I feel like the lectures are abit chaotic.

For starters, TWO lectures of the same course, on the same day!? Aaah let the information from the first lecture settle in my brain for at least a day - ah well.

Secondly, the lecture is like a launchpad - which springs you into your own tangential investigations of the raised ideas and points.

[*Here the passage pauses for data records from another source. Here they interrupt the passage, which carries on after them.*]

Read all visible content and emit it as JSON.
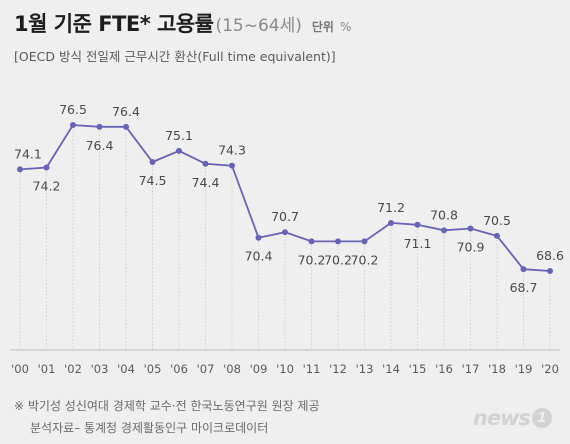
{
  "header": {
    "title": "1월 기준 FTE* 고용률",
    "range": "(15~64세)",
    "unit_label": "단위",
    "unit": "%",
    "subtitle": "[OECD 방식 전일제 근무시간 환산(Full time equivalent)]"
  },
  "chart_data": {
    "type": "line",
    "categories": [
      "'00",
      "'01",
      "'02",
      "'03",
      "'04",
      "'05",
      "'06",
      "'07",
      "'08",
      "'09",
      "'10",
      "'11",
      "'12",
      "'13",
      "'14",
      "'15",
      "'16",
      "'17",
      "'18",
      "'19",
      "'20"
    ],
    "values": [
      74.1,
      74.2,
      76.5,
      76.4,
      76.4,
      74.5,
      75.1,
      74.4,
      74.3,
      70.4,
      70.7,
      70.2,
      70.2,
      70.2,
      71.2,
      71.1,
      70.8,
      70.9,
      70.5,
      68.7,
      68.6
    ],
    "value_labels": [
      "74.1",
      "74.2",
      "76.5",
      "76.4",
      "76.4",
      "74.5",
      "75.1",
      "74.4",
      "74.3",
      "70.4",
      "70.7",
      "70.2",
      "70.2",
      "70.2",
      "71.2",
      "71.1",
      "70.8",
      "70.9",
      "70.5",
      "68.7",
      "68.6"
    ],
    "title": "1월 기준 FTE* 고용률",
    "ylim": [
      64,
      80
    ],
    "grid": false,
    "colors": {
      "line": "#6a62b5",
      "marker": "#6a62b5",
      "axis": "#bdbdbd",
      "label": "#4a4a4a"
    }
  },
  "footer": {
    "note": "※ 박기성 성신여대 경제학 교수·전 한국노동연구원 원장 제공",
    "source": "분석자료– 통계청 경제활동인구 마이크로데이터",
    "logo_text": "news",
    "logo_badge": "1"
  }
}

Self learning and research is great - if you have time - which I do not.

Extended Security | Social Engineering

The extended security group for this week presented the topic of Social Engineering - “hacking the human” as you would call it.

Humans are often the weakest link in the line of defense.
We just love to open random files, leak details inadvertently, and keep doors open for random people.

Ya’ll we dumb.

Case Study: The Secret Project

External security, internal security, physical security, digital security, meta security, security for the security…

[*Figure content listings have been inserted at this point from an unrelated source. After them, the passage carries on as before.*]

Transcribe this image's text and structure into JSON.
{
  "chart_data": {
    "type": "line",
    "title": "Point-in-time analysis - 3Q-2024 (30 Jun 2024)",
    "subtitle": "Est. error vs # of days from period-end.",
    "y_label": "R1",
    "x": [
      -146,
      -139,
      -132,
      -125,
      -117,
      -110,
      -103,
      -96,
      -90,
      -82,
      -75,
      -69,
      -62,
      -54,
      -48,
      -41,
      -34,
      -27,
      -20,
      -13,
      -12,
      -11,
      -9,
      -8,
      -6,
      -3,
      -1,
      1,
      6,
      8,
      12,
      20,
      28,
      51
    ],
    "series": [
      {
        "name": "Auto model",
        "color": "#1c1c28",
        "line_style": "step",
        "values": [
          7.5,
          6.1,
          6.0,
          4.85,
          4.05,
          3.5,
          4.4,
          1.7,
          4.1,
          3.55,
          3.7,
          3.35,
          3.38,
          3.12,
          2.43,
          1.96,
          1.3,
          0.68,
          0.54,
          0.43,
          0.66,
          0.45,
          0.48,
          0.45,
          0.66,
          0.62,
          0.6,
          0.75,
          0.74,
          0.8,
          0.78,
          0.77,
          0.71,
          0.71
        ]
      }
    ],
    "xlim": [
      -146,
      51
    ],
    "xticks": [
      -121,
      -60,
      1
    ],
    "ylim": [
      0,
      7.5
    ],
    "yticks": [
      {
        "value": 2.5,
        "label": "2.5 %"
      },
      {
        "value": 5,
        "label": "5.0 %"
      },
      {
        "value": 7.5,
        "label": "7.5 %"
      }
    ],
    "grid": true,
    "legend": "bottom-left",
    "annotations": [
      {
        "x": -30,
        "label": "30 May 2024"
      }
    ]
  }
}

This week, we were given time to individually think how to secure a site for a secret research lab - It’s cool to see how everyone had different (and possibly even conflicting ideas) about how to keep the site secure.

My top ideas were to:

1) Time-lock the access to the system (only able to access data during working hours
2) Keep the external appearance of the research building modest - don’t hold up signs saying “Break into me”, but also don’t hold up signs saying “You can’t break into me”
3) Surveillance (security cameras + nearby response unit)

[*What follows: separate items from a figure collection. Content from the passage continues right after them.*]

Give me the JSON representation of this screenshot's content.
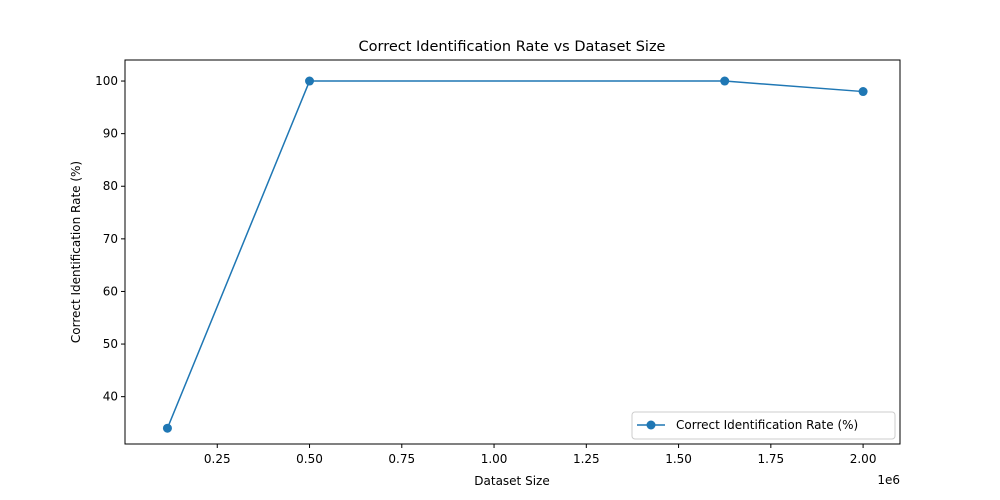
{
  "chart_data": {
    "type": "line",
    "title": "Correct Identification Rate vs Dataset Size",
    "xlabel": "Dataset Size",
    "ylabel": "Correct Identification Rate (%)",
    "x_offset_label": "1e6",
    "xlim": [
      0.0,
      2.1
    ],
    "ylim": [
      31,
      104
    ],
    "x_ticks": [
      0.25,
      0.5,
      0.75,
      1.0,
      1.25,
      1.5,
      1.75,
      2.0
    ],
    "x_tick_labels": [
      "0.25",
      "0.50",
      "0.75",
      "1.00",
      "1.25",
      "1.50",
      "1.75",
      "2.00"
    ],
    "y_ticks": [
      40,
      50,
      60,
      70,
      80,
      90,
      100
    ],
    "y_tick_labels": [
      "40",
      "50",
      "60",
      "70",
      "80",
      "90",
      "100"
    ],
    "grid": false,
    "legend_position": "lower-right",
    "series": [
      {
        "name": "Correct Identification Rate (%)",
        "color": "#1f77b4",
        "marker": "circle",
        "x": [
          0.115,
          0.5,
          1.625,
          2.0
        ],
        "y": [
          34,
          100,
          100,
          98
        ]
      }
    ]
  }
}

Aaah, it’s a Pandora’s box.

There were many interesting ideas proposed by my peers, you can read more here.

Weakness of the Week

This week we glanced at the topic of Moral Hazards.
Doing (or not doing) something when your morality disagrees with your duty.

Would you be as so trigger-happy, or would you hold the line?

Hashes

Add a tad of modulo here, a touch of badly written code there, and voila - a vulnerable hash function!

We learnt about cryptographic hashes and its desired properties:

  • Fixed length - A hash always has the same length
  • One way - Extremely difficult to reverse a hash back to an input
  • Uniqueness - Only a single input can produce a certain output
  • Avalanche effect - A small change in input produces a large change in the output

A few of the attacks on hashing functions are:

  • Preimage attack - Given h(m), we are able to find m
  • Second preimage attack - Given m, we can find m’ where h(m) = h(m’)
  • Collision attack - Find m and m’ where h(m) = h(m’)
  • Length extension attack - Generating the hash of appended data by using the previous hash result

Message Authentication Codes validate the integrity of data, and often use cryptographic hash functions in their implementation. However as they are vulnerable to the above attacks.

Nowadays, we often use Hash-based Message Authentication Codes (HMAC) instead, which has the functionality HMAC = hash(key + hash(key + message)).

Something Awesome

I got my ‘custom’ network layer protocol working!

I’ve been dealing with the HTTP / WebSocket protocol so often these days that I had forgotten that TCP is stream-based, meaning that my payloads were combined in the buffer, and it was up to me to split the payloads into their own packets myself.

You won’t really see any ‘Wow’ outcome from this feat - but it’s a crucial cornerstone to the rest of the project.